Artık okuyup, izlemekten gönül yorgunu oldum. Televizyonlar, gazeteler, sanal ortam her yer bize verilen ahlak, etik, eğitim ve yaşam felsefesi ile taban tabana zıt. İnsan sevgisi, dostluk, güven?
Hepsi birilerinden bağımsız ya almış başını gitmiş ya da hiç uğramamış!..
Yaşananları görüp, duyup, izleyip, okuyunca beynimde çanlar çalmaya başlıyor.

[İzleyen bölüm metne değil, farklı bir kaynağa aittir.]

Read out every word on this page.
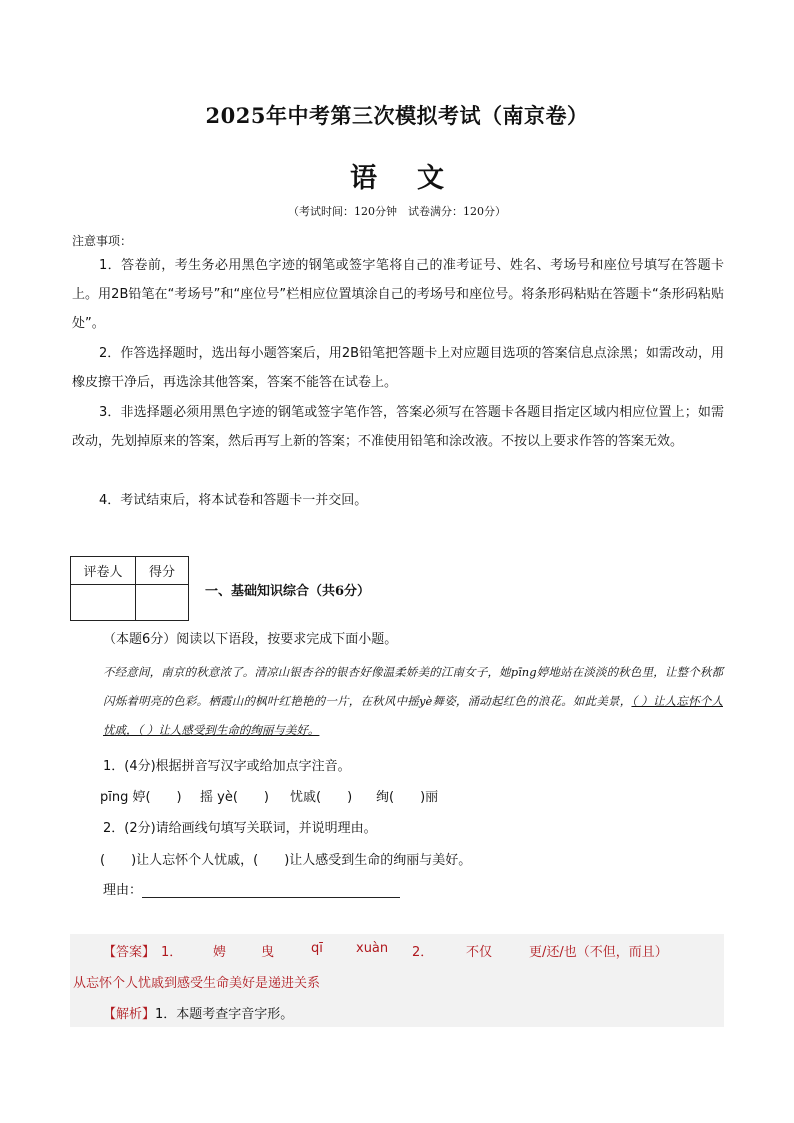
2025年中考第三次模拟考试（南京卷）
语 文
（考试时间：120分钟　试卷满分：120分）
注意事项：
1．答卷前，考生务必用黑色字迹的钢笔或签字笔将自己的准考证号、姓名、考场号和座位号填写在答题卡上。用2B铅笔在“考场号”和“座位号”栏相应位置填涂自己的考场号和座位号。将条形码粘贴在答题卡“条形码粘贴处”。
2．作答选择题时，选出每小题答案后，用2B铅笔把答题卡上对应题目选项的答案信息点涂黑；如需改动，用橡皮擦干净后，再选涂其他答案，答案不能答在试卷上。
3．非选择题必须用黑色字迹的钢笔或签字笔作答，答案必须写在答题卡各题目指定区域内相应位置上；如需改动，先划掉原来的答案，然后再写上新的答案；不准使用铅笔和涂改液。不按以上要求作答的答案无效。
4．考试结束后，将本试卷和答题卡一并交回。
评卷人	得分

一、基础知识综合（共6分）
（本题6分）阅读以下语段，按要求完成下面小题。
不经意间，南京的秋意浓了。清凉山银杏谷的银杏好像温柔娇美的江南女子，她pīng婷地站在淡淡的秋色里，让整个秋都闪烁着明亮的色彩。栖霞山的枫叶红艳艳的一片，在秋风中摇yè舞姿，涌动起红色的浪花。如此美景，（ ）让人忘怀个人忧戚，（ ）让人感受到生命的绚丽与美好。
1．(4分)根据拼音写汉字或给加点字注音。
pīng 婷(　　) 摇 yè(　　) 忧戚(　　) 绚(　　)丽
2．(2分)请给画线句填写关联词，并说明理由。
(　　)让人忘怀个人忧戚，(　　)让人感受到生命的绚丽与美好。
理由：
【答案】 1． 娉	曳	qī	xuàn 2．	不仅	更/还/也（不但，而且）
从忘怀个人忧戚到感受生命美好是递进关系
【解析】1．本题考查字音字形。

Hem de gümbür gümbür.
Çanların çalması değince aklıma Ernest Hemingway'in o ünlü romanı, "ÇANLAR KİMİN İÇİN ÇALIYOR", gelir!..

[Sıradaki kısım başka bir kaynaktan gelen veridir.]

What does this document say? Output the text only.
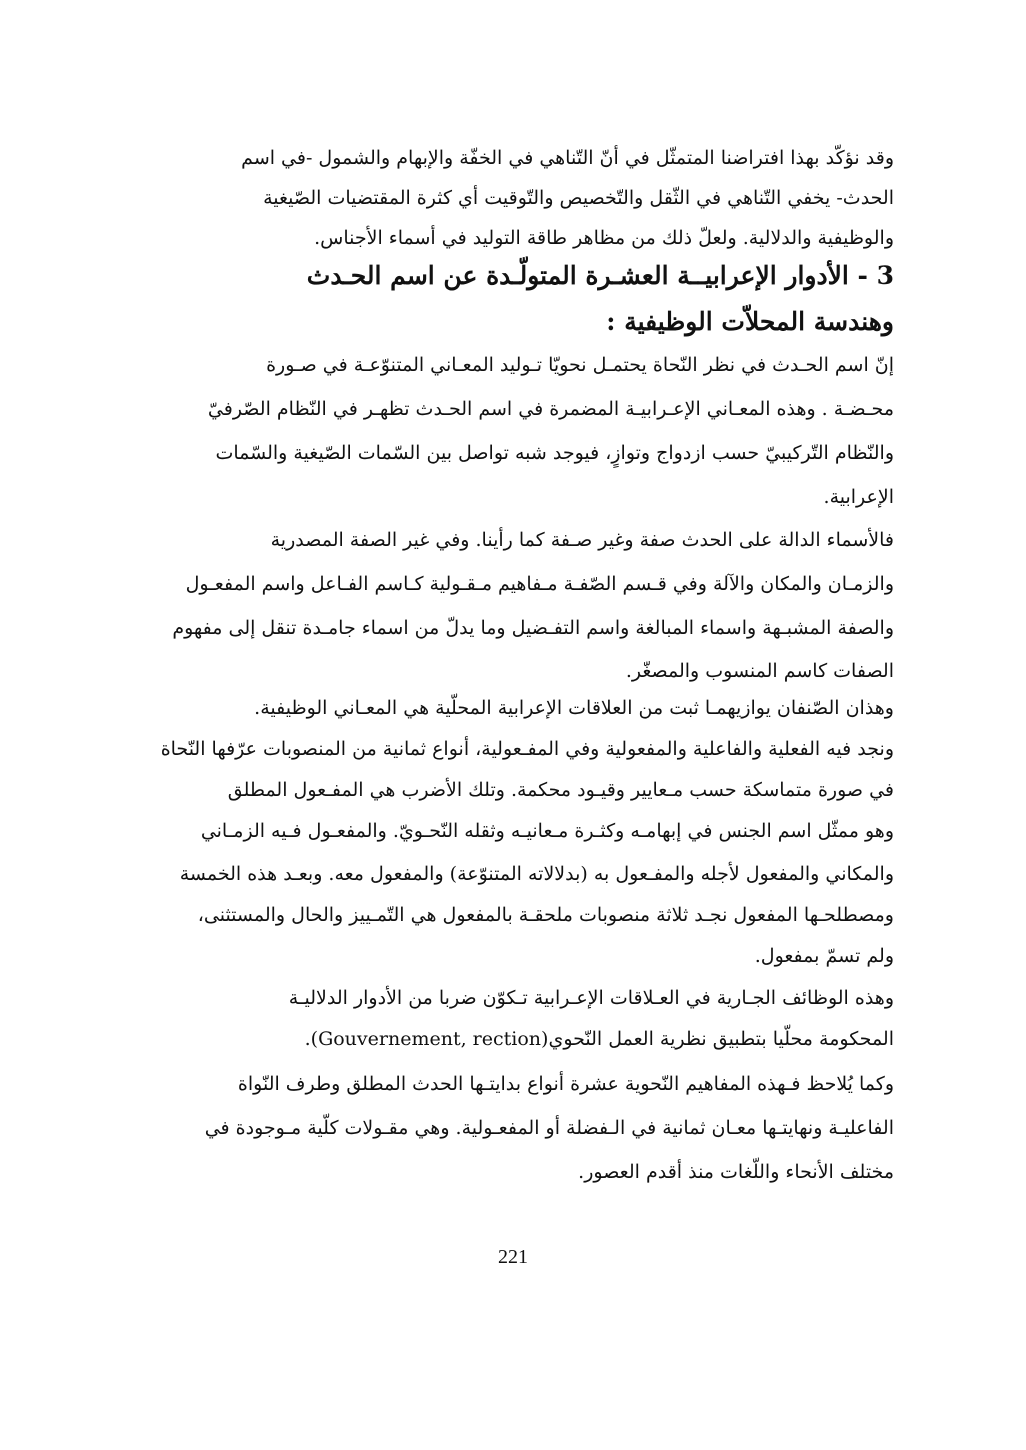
وقد نؤكّد بهذا افتراضنا المتمثّل في أنّ التّناهي في الخفّة والإبهام والشمول -في اسم
الحدث- يخفي التّناهي في الثّقل والتّخصيص والتّوقيت أي كثرة المقتضيات الصّيغية
والوظيفية والدلالية. ولعلّ ذلك من مظاهر طاقة التوليد في أسماء الأجناس.
3 - الأدوار الإعرابيــة العشـرة المتولّـدة عن اسم الحـدث
وهندسة المحلاّت الوظيفية :
إنّ اسم الحـدث في نظر النّحاة يحتمـل نحويّا تـوليد المعـاني المتنوّعـة في صـورة
محـضـة . وهذه المعـاني الإعـرابيـة المضمرة في اسم الحـدث تظهـر في النّظام الصّرفيّ
والنّظام التّركيبيّ حسب ازدواج وتوازٍ، فيوجد شبه تواصل بين السّمات الصّيغية والسّمات
الإعرابية.
فالأسماء الدالة على الحدث صفة وغير صـفة كما رأينا. وفي غير الصفة المصدرية
والزمـان والمكان والآلة وفي قـسم الصّفـة مـفاهيم مـقـولية كـاسم الفـاعل واسم المفعـول
والصفة المشبـهة واسماء المبالغة واسم التفـضيل وما يدلّ من اسماء جامـدة تنقل إلى مفهوم
الصفات كاسم المنسوب والمصغّر.
وهذان الصّنفان يوازيهمـا ثبت من العلاقات الإعرابية المحلّية هي المعـاني الوظيفية.
ونجد فيه الفعلية والفاعلية والمفعولية وفي المفـعولية، أنواع ثمانية من المنصوبات عرّفها النّحاة
في صورة متماسكة حسب مـعايير وقيـود محكمة. وتلك الأضرب هي المفـعول المطلق
وهو ممثّل اسم الجنس في إبهامـه وكثـرة مـعانيـه وثقله النّحـويّ. والمفعـول فـيه الزمـاني
والمكاني والمفعول لأجله والمفـعول به (بدلالاته المتنوّعة) والمفعول معه. وبعـد هذه الخمسة
ومصطلحـها المفعول نجـد ثلاثة منصوبات ملحقـة بالمفعول هي التّمـييز والحال والمستثنى،
ولم تسمّ بمفعول.
وهذه الوظائف الجـارية في العـلاقات الإعـرابية تـكوّن ضربا من الأدوار الدلاليـة
المحكومة محلّيا بتطبيق نظرية العمل النّحوي(Gouvernement, rection).
وكما يُلاحظ فـهذه المفاهيم النّحوية عشرة أنواع بدايتـها الحدث المطلق وطرف النّواة
الفاعليـة ونهايتـها معـان ثمانية في الـفضلة أو المفعـولية. وهي مقـولات كلّية مـوجودة في
مختلف الأنحاء واللّغات منذ أقدم العصور.
221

İspanyol İç Savaşı sırasında dağlarda faşistlere karşı savaşan gerilla güçleri arasında bulunan, Amerikalı İspanyolca profesörü Robert Jordan'ın gözünden savaşı sorgular Hemingway.
Belki bir dip not gibi olacak olsa da, İspanya İç Savaşı, bir süreçtir ama yasal olarak 17 Temmuz 1936 ile 1 Nisan 1939 tarihleri arasında;
İspanya'da demokratik bir seçimle yönetimde iş başına gelen İkinci İspanyol Cumhuriyeti’ne sadık Cumhuriyetçi güçler ile General Francisco Franco liderliğinde isyancı bir grup Milliyetçi asker, sivil arasında yaşanmıştır.

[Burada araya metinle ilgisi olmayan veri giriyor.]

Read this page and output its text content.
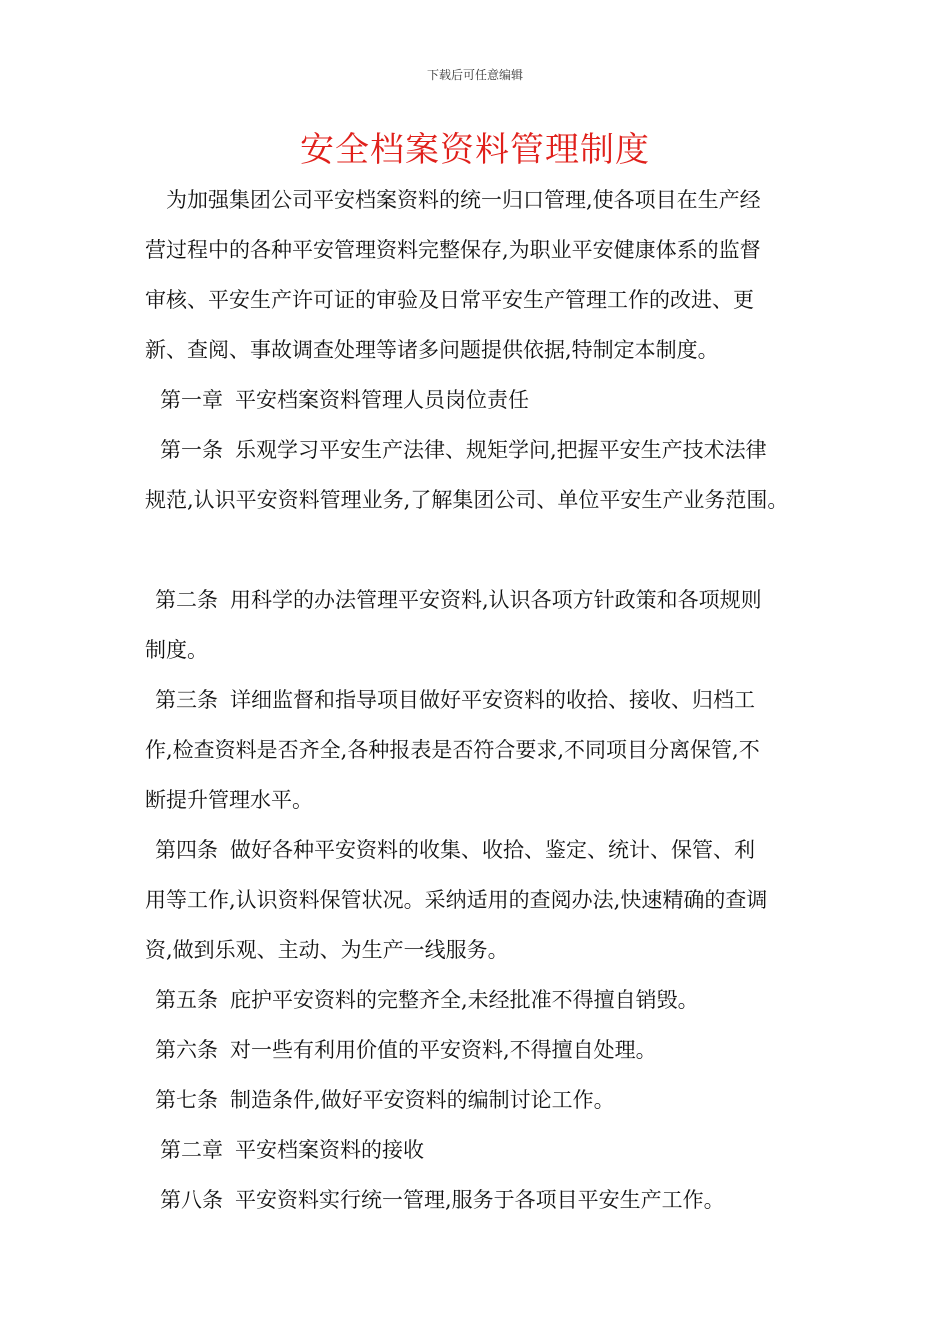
下载后可任意编辑
安全档案资料管理制度
为加强集团公司平安档案资料的统一归口管理,使各项目在生产经
营过程中的各种平安管理资料完整保存,为职业平安健康体系的监督
审核、平安生产许可证的审验及日常平安生产管理工作的改进、更
新、查阅、事故调查处理等诸多问题提供依据,特制定本制度。
第一章 平安档案资料管理人员岗位责任
第一条 乐观学习平安生产法律、规矩学问,把握平安生产技术法律
规范,认识平安资料管理业务,了解集团公司、单位平安生产业务范围。
第二条 用科学的办法管理平安资料,认识各项方针政策和各项规则
制度。
第三条 详细监督和指导项目做好平安资料的收拾、接收、归档工
作,检查资料是否齐全,各种报表是否符合要求,不同项目分离保管,不
断提升管理水平。
第四条 做好各种平安资料的收集、收拾、鉴定、统计、保管、利
用等工作,认识资料保管状况。采纳适用的查阅办法,快速精确的查调
资,做到乐观、主动、为生产一线服务。
第五条 庇护平安资料的完整齐全,未经批准不得擅自销毁。
第六条 对一些有利用价值的平安资料,不得擅自处理。
第七条 制造条件,做好平安资料的编制讨论工作。
第二章 平安档案资料的接收
第八条 平安资料实行统一管理,服务于各项目平安生产工作。
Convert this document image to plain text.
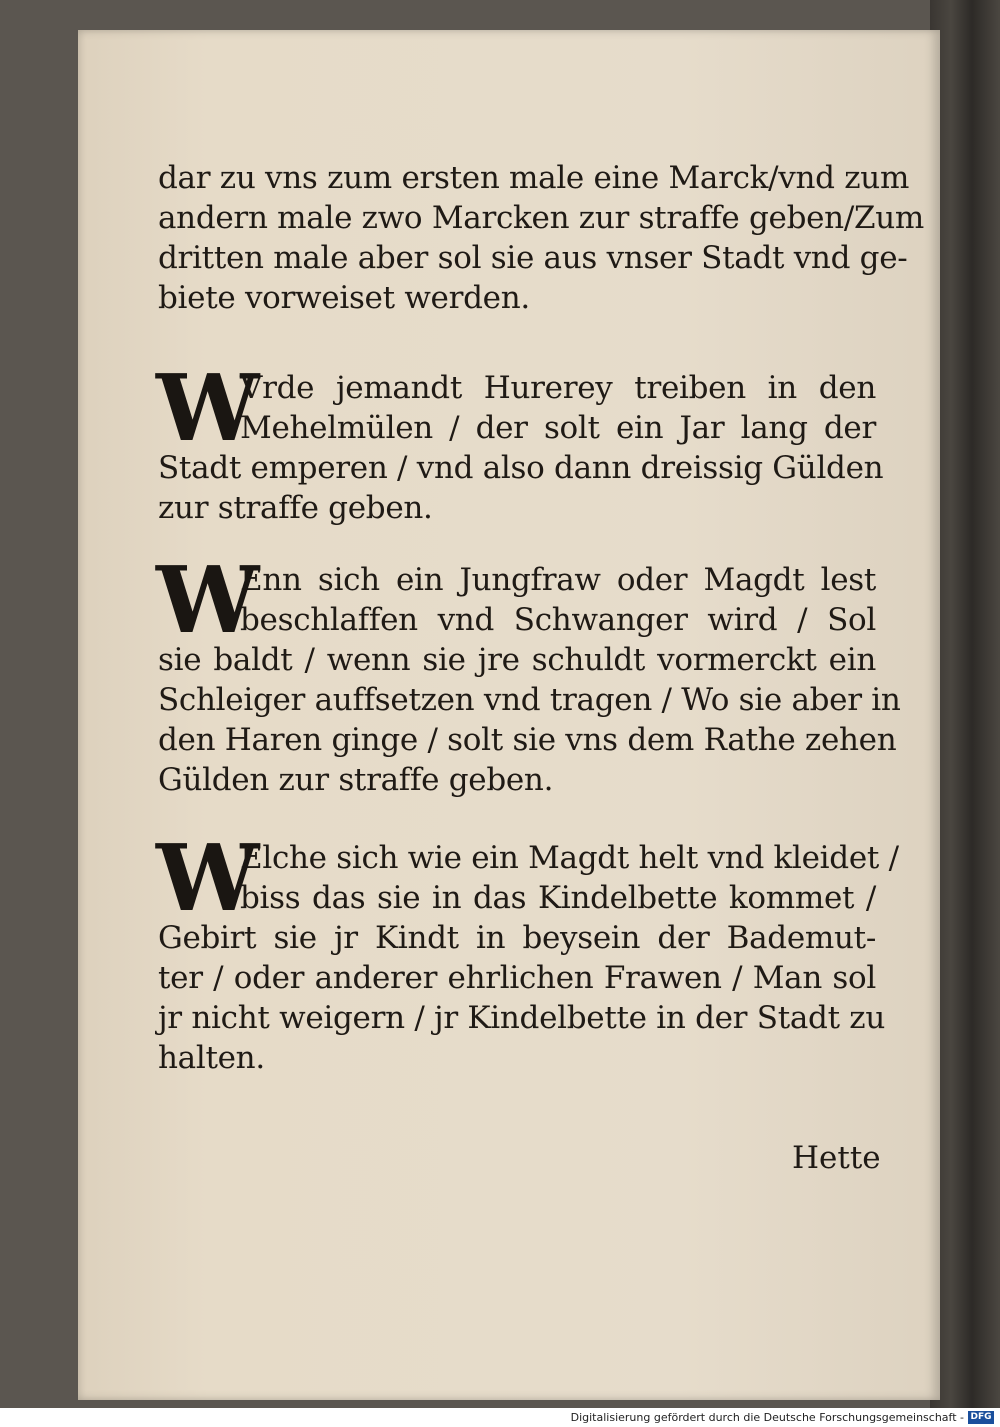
dar zu vns zum ersten male eine Marck/vnd zum
andern male zwo Marcken zur straffe geben/Zum
dritten male aber sol sie aus vnser Stadt vnd ge-
biete vorweiset werden.
W
Vrde jemandt Hurerey treiben in den
Mehelmülen / der solt ein Jar lang der
Stadt emperen / vnd also dann dreissig Gülden
zur straffe geben.
W
Enn sich ein Jungfraw oder Magdt lest
beschlaffen vnd Schwanger wird / Sol
sie baldt / wenn sie jre schuldt vormerckt ein
Schleiger auffsetzen vnd tragen / Wo sie aber in
den Haren ginge / solt sie vns dem Rathe zehen
Gülden zur straffe geben.
W
Elche sich wie ein Magdt helt vnd kleidet /
biss das sie in das Kindelbette kommet /
Gebirt sie jr Kindt in beysein der Bademut-
ter / oder anderer ehrlichen Frawen / Man sol
jr nicht weigern / jr Kindelbette in der Stadt zu
halten.
Hette
Digitalisierung gefördert durch die Deutsche Forschungsgemeinschaft - DFG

Savaş 1939 yılında biter ama bu kez de İspanya'nın dramı başlar.
Bu savaştan, iç savaştan günümüze bir çok anı, ders ve öykü kalır.
Bunlardan biri de;
Kamhi ailesinin kızı, Türk piyanist Victoria Kamhi ile evlenen; küçük yaşta geçirdiği difteri hastalığı nedeniyle gözlerini kaybeden, klasik müzik bestecisi ve piyano virtüözü, ispanyol Joaquín Rodrigo Vidre'nin (1901-1999), İspanyol iç savaşını anlatan;
Deniz Gezmiş'in idama giderken son isteği olarak dinlediği, "Concierto de Aranjuez" diye de bilinen Rodrigo'nun Gitar Konçertosu'dur.
General Franco, İspanya tarihine, İspanyol siyasal yaşamının "tek adam yönetimi" olarak damga vuran askeri diktatörüdür. 36 yıl boyunca (1939-1975) kilisenin de desteği ile ülkeyi diktatörlükle yönetmiştir.
Günümüzde "El Caudillo" deyimi, İspanyolca'da gücü ve tüm yetkileri kendinde toplayan otoriter kişiliklere veya askeri diktatörlere verilen, Franco'nun da lakabı olan sözdür.
O dönemin birçok sanatçısı gibi İspanya İç Savaşı'na da katılan Hemingway de, bu savaşı ÇANLAR KİMİN ÇİN ÇALIYOR, romanı ile anlatır 1940 yılında.
Romanın adına kaynaklık eden kişi de, 1571 ile 1631 yılları arasında yaşamış, ateist bir ingiliz ailesinin şair, bilgin, asker, avukat ve RAHİP (İngiltere Kilisesi'nde din adamı) oğlu John Donne'in, sinema, tiyatro vb bir çok yerde kullanılan 500 yıllık şiiridir.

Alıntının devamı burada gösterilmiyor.